Ritwik Ghatak adalah sutradara asal Bengal (kini Bangladesh) yang lahir tahun 1925 di kota Dhaka. Ia sempat aktif di Indian People’s Theatre Association (IPTA), sayap budaya dari Partai Komunis India, hingga ia dikeluarkan pada tahun 1955. Selama menjadi anggota, ia cukup kritis dengan partai tersebut, bahkan merilis esai On the Cultural ‘Front’ sebagai kritik atas kondisi statis dalam front kebudayaan partai. Dalam berkarya, pendirian ini tampak dalam komitmennya membuat filem yang dekat dengan kehidupan rakyat kecil. Ajantrik (judul bahasa Inggris: The Unmechanical; The Pathetic Fallacy) merupakan filem kedua yang ia sutradarai. Filem ini diadaptasi dari cerita pendek yang ditulis oleh Subodh Ghosh, dan menjadi salah satu karya unggul dalam Venice Film Festival pada tahun 1959.
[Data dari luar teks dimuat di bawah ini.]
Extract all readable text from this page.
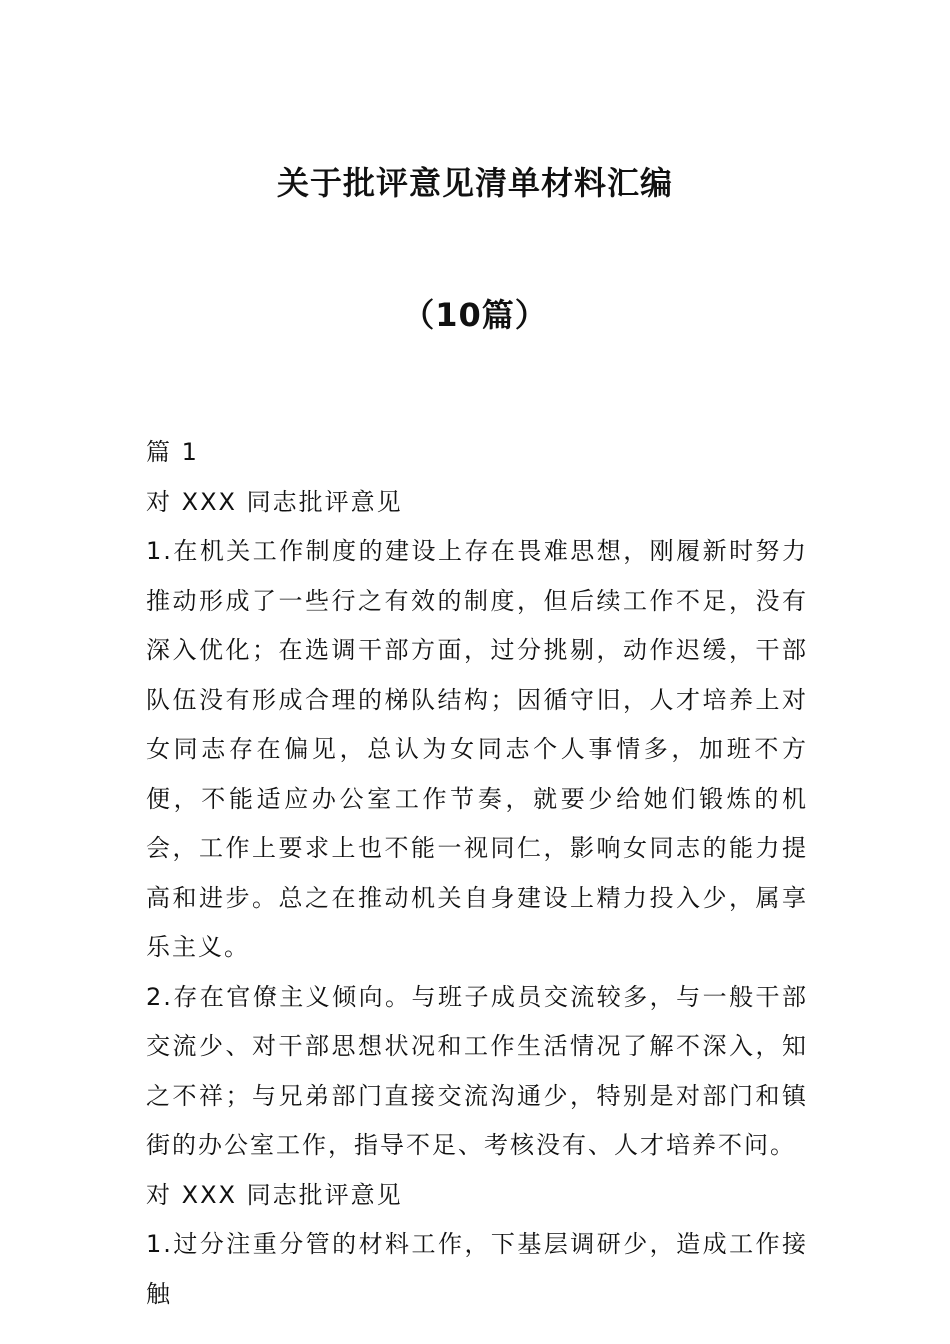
关于批评意见清单材料汇编
（10篇）

篇 1

对 XXX 同志批评意见

1.在机关工作制度的建设上存在畏难思想，刚履新时努力推动形成了一些行之有效的制度，但后续工作不足，没有深入优化；在选调干部方面，过分挑剔，动作迟缓，干部队伍没有形成合理的梯队结构；因循守旧，人才培养上对女同志存在偏见，总认为女同志个人事情多，加班不方便，不能适应办公室工作节奏，就要少给她们锻炼的机会，工作上要求上也不能一视同仁，影响女同志的能力提高和进步。总之在推动机关自身建设上精力投入少，属享乐主义。

2.存在官僚主义倾向。与班子成员交流较多，与一般干部交流少、对干部思想状况和工作生活情况了解不深入，知之不祥；与兄弟部门直接交流沟通少，特别是对部门和镇街的办公室工作，指导不足、考核没有、人才培养不问。

对 XXX 同志批评意见

1.过分注重分管的材料工作，下基层调研少，造成工作接触
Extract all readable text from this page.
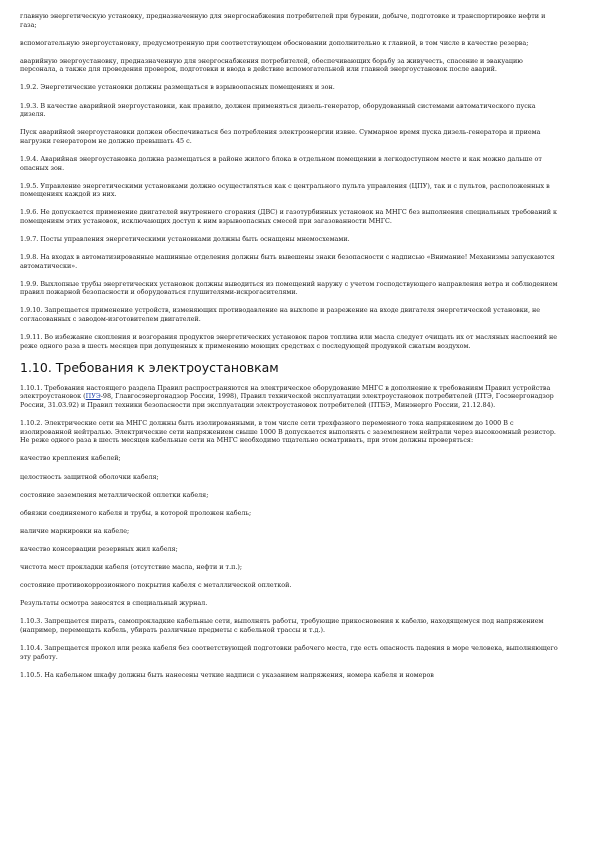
главную энергетическую установку, предназначенную для энергоснабжения потребителей при бурении, добыче, подготовке и транспортировке нефти и газа;

вспомогательную энергоустановку, предусмотренную при соответствующем обосновании дополнительно к главной, в том числе в качестве резерва;

аварийную энергоустановку, предназначенную для энергоснабжения потребителей, обеспечивающих борьбу за живучесть, спасение и эвакуацию персонала, а также для проведения проверок, подготовки и ввода в действие вспомогательной или главной энергоустановок после аварий.

1.9.2. Энергетические установки должны размещаться в взрывоопасных помещениях и зон.

1.9.3. В качестве аварийной энергоустановки, как правило, должен применяться дизель-генератор, оборудованный системами автоматического пуска дизеля.

Пуск аварийной энергоустановки должен обеспечиваться без потребления электроэнергии извне. Суммарное время пуска дизель-генератора и приема нагрузки генератором не должно превышать 45 с.

1.9.4. Аварийная энергоустановка должна размещаться в районе жилого блока в отдельном помещении в легкодоступном месте и как можно дальше от опасных зон.

1.9.5. Управление энергетическими установками должно осуществляться как с центрального пульта управления (ЦПУ), так и с пультов, расположенных в помещениях каждой из них.

1.9.6. Не допускается применение двигателей внутреннего сгорания (ДВС) и газотурбинных установок на МНГС без выполнения специальных требований к помещениям этих установок, исключающих доступ к ним взрывоопасных смесей при загазованности МНГС.

1.9.7. Посты управления энергетическими установками должны быть оснащены мнемосхемами.

1.9.8. На входах в автоматизированные машинные отделения должны быть вывешены знаки безопасности с надписью «Внимание! Механизмы запускаются автоматически».

1.9.9. Выхлопные трубы энергетических установок должны выводиться из помещений наружу с учетом господствующего направления ветра и соблюдением правил пожарной безопасности и оборудоваться глушителями-искрогасителями.

1.9.10. Запрещается применение устройств, изменяющих противодавление на выхлопе и разрежение на входе двигателя энергетической установки, не согласованных с заводом-изготовителем двигателей.

1.9.11. Во избежание скопления и возгорания продуктов энергетических установок паров топлива или масла следует очищать их от масляных наслоений не реже одного раза в шесть месяцев при допущенных к применению моющих средствах с последующей продувкой сжатым воздухом.

1.10. Требования к электроустановкам

1.10.1. Требования настоящего раздела Правил распространяются на электрическое оборудование МНГС в дополнение к требованиям Правил устройства электроустановок (ПУЭ-98, Главгосэнергонадзор России, 1998), Правил технической эксплуатации электроустановок потребителей (ПТЭ, Госэнергонадзор России, 31.03.92) и Правил техники безопасности при эксплуатации электроустановок потребителей (ПТБЭ, Минэнерго России, 21.12.84).

1.10.2. Электрические сети на МНГС должны быть изолированными, в том числе сети трехфазного переменного тока напряжением до 1000 В с изолированной нейтралью. Электрические сети напряжением свыше 1000 В допускается выполнять с заземлением нейтрали через высокоомный резистор. Не реже одного раза в шесть месяцев кабельные сети на МНГС необходимо тщательно осматривать, при этом должны проверяться:

качество крепления кабелей;

целостность защитной оболочки кабеля;

состояние заземления металлической оплетки кабеля;

обвязки соединяемого кабеля и трубы, в которой проложен кабель;

наличие маркировки на кабеле;

качество консервации резервных жил кабеля;

чистота мест прокладки кабеля (отсутствие масла, нефти и т.п.);

состояние противокоррозионного покрытия кабеля с металлической оплеткой.

Результаты осмотра заносятся в специальный журнал.

1.10.3. Запрещается пирать, самопрокладкие кабельные сети, выполнять работы, требующие прикосновения к кабелю, находящемуся под напряжением (например, перемещать кабель, убирать различные предметы с кабельной трассы и т.д.).

1.10.4. Запрещается прокол или резка кабеля без соответствующей подготовки рабочего места, где есть опасность падения в море человека, выполняющего эту работу.

1.10.5. На кабельном шкафу должны быть нанесены четкие надписи с указанием напряжения, номера кабеля и номеров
Ajantrik menceritakan lika-liku keseharian Bimal (Kali Bannerjee), seorang supir taksi yang beroperasi dengan mobil kesayangannya yang dinamainya Jaggadal. Bimal menganggap Jaggadal manusia dan memperlakukannya seperti seorang kekasih—ia diajaknya bercakap-cakap, berfoto bersama dengan fotografer profesional, dan dirawat dengan sepenuh hati, meskipun mahalnya biaya perawatan Jaggadal yang tak sebanding dengan kondisinya yang reyot sering kali membuatnya harus berpuasa. Di pangkalan taksi, Jaggadal kalah populer dibandingkan mobil-mobil lain yang baru dan berkilauan. Obsesi Bimal ini ditertawakan dan dikhawatirkan oleh orang-orang di sekitarnya, namun ia tidak menghiraukan mereka. Hanya Sultan (Shriman Deepak), seorang bocah kecil, yang setia menemaninya dan tampak ingin tahu tentang hubungan Bimal dengan Jaggadal. Filem ini menyorot perjalanan Bimal dengan beragam penumpang yang ia antar, hubungannya dengan Jaggadal, dan orang-orang di sekitarnya; berlatarkan lanskap alam dan lingkungan pedesaan di Bengal tempat Bimal tinggal.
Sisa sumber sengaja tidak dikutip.